In the past summer has always been a time of contemplating and refreshing for the year ahead. There have seemed to be themes connected to these summer ponderings, themes that make my inner geek erupt into a happy dance. Two summers ago, I remember that I was immersed in the thoughts of educational liturgy, last summer was full of Jenny Rallens and how she combats memory loss in her students. I am thankful to the Lord that He gives me these little pockets of schole to awaken my soul by the wonder of these ponderings.

This summer there appears to be a few threads of ponderings going on that is causing my level of excitement to rise. First, Circe has started yet another podcast series but this one is solely on Charlotte Mason (be still, my rapidly beating heart!) The co-host is Cindy Rollins and for each podcast they will talk about a different aspect of the CM philosophy with a different guest. I listened to the first podcast already and, do I dare admit it? I cried during the first few minutes. I know. But it was the combination of the opening music (it was so beautiful) and the CM quotes that David Kern read that just did me in. I quite enjoyed this podcast and I am eagerly awaiting the next month’s edition.

So my week got off to a great start with that gift and then I read Brandy’s post on The Liberal Arts Tradition by Ravi Jain and Kevin Clark. Brandy is doing a series of posts on this book but this week’s post had to do with the tree that is pictured in the beginning of the book. It is a simple drawing; at the bottom of the tree, the root system is piety; entangling itself for the trunk are the six components that make up the liberal arts–gymnastics, music, natural philosophy, moral philosophy, trivium and the quadrivium; above the trunk are leaves and apples named love, beauty, truth, goodness, virtue; then overarching it all is theology. =This picture is simple but, to me, it speaks volumes about how real education should look.

This tree revved up my juices of connection. Walk with me here. Last year, the kids and I studied and drew virtue trees. At the bottom of the tree, in the root system, is humility. In order to bring forth virtue in your life, there needs to be humility. Arrogance does not breed virtue, it breeds vice. That slammed hard into me when we were looking at these trees. Then about a month after that I read Consider This by Karen Glass, a book about Charlotte Mason and Classical Education. Glass reiterates throughout the book that the key to classical education is humility, humility in acknowledging that you don’t know everything and humility in teaching. This, too slammed hard into me.

And then we come to this tree that is to represent the workings of classical education. Now the root system for this tree is not humility but piety. I must confess here that I am not sure as to the definition of piety. I looked it up and it says that piety is the devotion to God and that humility is an element of piety. In the comment section of Brandy’s post, there was discussion on where actually humility fits in to this picture of the tree. Someone suggested that maybe humility is the soil in which the root system of piety can grow and blossom. I like that analogy, that fits in with my thoughts and gives me more to think on.
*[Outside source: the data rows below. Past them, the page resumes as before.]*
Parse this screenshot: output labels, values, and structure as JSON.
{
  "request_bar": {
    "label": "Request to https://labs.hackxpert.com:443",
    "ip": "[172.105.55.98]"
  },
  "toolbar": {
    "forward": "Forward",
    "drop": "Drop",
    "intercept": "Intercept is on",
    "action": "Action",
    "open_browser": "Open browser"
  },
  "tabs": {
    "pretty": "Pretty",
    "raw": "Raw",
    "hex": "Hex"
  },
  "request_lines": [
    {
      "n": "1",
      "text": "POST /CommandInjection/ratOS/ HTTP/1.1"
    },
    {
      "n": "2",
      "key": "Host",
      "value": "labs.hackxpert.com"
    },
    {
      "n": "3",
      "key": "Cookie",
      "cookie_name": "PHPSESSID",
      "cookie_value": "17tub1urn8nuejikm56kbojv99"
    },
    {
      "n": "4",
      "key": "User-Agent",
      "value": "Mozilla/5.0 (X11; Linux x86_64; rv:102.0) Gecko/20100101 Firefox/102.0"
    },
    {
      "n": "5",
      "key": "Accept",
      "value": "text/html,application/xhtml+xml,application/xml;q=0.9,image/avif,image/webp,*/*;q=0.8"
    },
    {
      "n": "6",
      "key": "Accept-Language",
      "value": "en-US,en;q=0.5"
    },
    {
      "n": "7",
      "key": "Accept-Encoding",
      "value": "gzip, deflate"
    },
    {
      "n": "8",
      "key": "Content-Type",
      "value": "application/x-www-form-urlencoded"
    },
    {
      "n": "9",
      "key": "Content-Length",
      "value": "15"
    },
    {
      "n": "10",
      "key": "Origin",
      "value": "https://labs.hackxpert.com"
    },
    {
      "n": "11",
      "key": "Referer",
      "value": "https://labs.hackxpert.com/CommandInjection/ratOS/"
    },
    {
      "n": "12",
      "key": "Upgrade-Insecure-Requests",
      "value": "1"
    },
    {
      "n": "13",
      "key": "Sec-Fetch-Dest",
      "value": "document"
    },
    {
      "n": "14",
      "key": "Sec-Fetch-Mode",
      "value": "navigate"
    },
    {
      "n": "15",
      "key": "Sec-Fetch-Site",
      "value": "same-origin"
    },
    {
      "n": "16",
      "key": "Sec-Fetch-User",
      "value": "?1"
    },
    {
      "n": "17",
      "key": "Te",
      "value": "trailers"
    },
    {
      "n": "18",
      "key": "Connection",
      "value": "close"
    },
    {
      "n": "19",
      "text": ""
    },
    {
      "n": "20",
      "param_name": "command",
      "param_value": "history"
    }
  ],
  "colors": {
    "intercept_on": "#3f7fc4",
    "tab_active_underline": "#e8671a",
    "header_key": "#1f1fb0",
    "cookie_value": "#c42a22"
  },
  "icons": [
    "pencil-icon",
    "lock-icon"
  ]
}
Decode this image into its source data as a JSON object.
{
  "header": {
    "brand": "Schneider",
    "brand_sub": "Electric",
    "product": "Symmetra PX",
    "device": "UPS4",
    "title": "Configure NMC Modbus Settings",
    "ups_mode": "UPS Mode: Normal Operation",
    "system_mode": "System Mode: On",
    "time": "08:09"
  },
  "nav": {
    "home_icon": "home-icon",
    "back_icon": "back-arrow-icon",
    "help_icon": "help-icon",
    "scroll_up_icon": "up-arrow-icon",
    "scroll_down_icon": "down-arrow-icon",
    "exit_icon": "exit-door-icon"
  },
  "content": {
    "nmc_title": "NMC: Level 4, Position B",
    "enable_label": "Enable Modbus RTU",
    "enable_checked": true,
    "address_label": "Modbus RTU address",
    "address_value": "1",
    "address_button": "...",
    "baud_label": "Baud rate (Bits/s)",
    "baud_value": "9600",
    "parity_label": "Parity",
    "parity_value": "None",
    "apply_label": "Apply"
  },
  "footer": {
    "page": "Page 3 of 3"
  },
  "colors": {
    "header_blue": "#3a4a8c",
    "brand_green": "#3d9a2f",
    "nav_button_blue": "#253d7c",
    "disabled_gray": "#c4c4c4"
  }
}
There was also discussion in that same comment section about whether truth, beauty and goodness can be/should be construed as fruit from that tree. Some thought that they weren’t fruit but should be included in the side of the tree, maybe in the trunk or it should be slotted in as part of the root system, the foundation of the tree. I gave this much thought and I came to this conclusion: before I came to learning about classical education, I did not know anything about what was true, beautiful or good; my thoughts on these things were based on what the culture around me construed as true, beautiful and good. There is a discrepancy between what culture views as beautiful and what is truly beautiful. Subjectivism plays a part on culture’s views of those three virtues. I needed the grounding of those six components found in the trunk to teach me/show me what was truly good, beautiful and true. In solidifying myself in those six components, I have been able to expand my view of the ‘famous three.’ So should truth, beauty, and goodness be viewed as fruit? I’m not sure, but I do think they need to be placed above the trunk of the tree.

These connections fired me up and led me to start re-reading The Liberal Arts Tradition and Consider This. I find it amusing that I had read The Liberal Arts Tradition last spring and I did not like it. It seemed too clinical to me, to public school-ish in the way that it was written but in reading the first few chapters recently I am finding that I am slowly liking it after all. I am enjoying their thoughts that education needs to be a whole process not just a teaching of the intellect but a filling of the heart and mind. I will talk about that later but, for now, suffice it to say that I am happy that I have returned to this book and am able to see it in a different light. I am also tickled pink about all of these connections that are floating around me.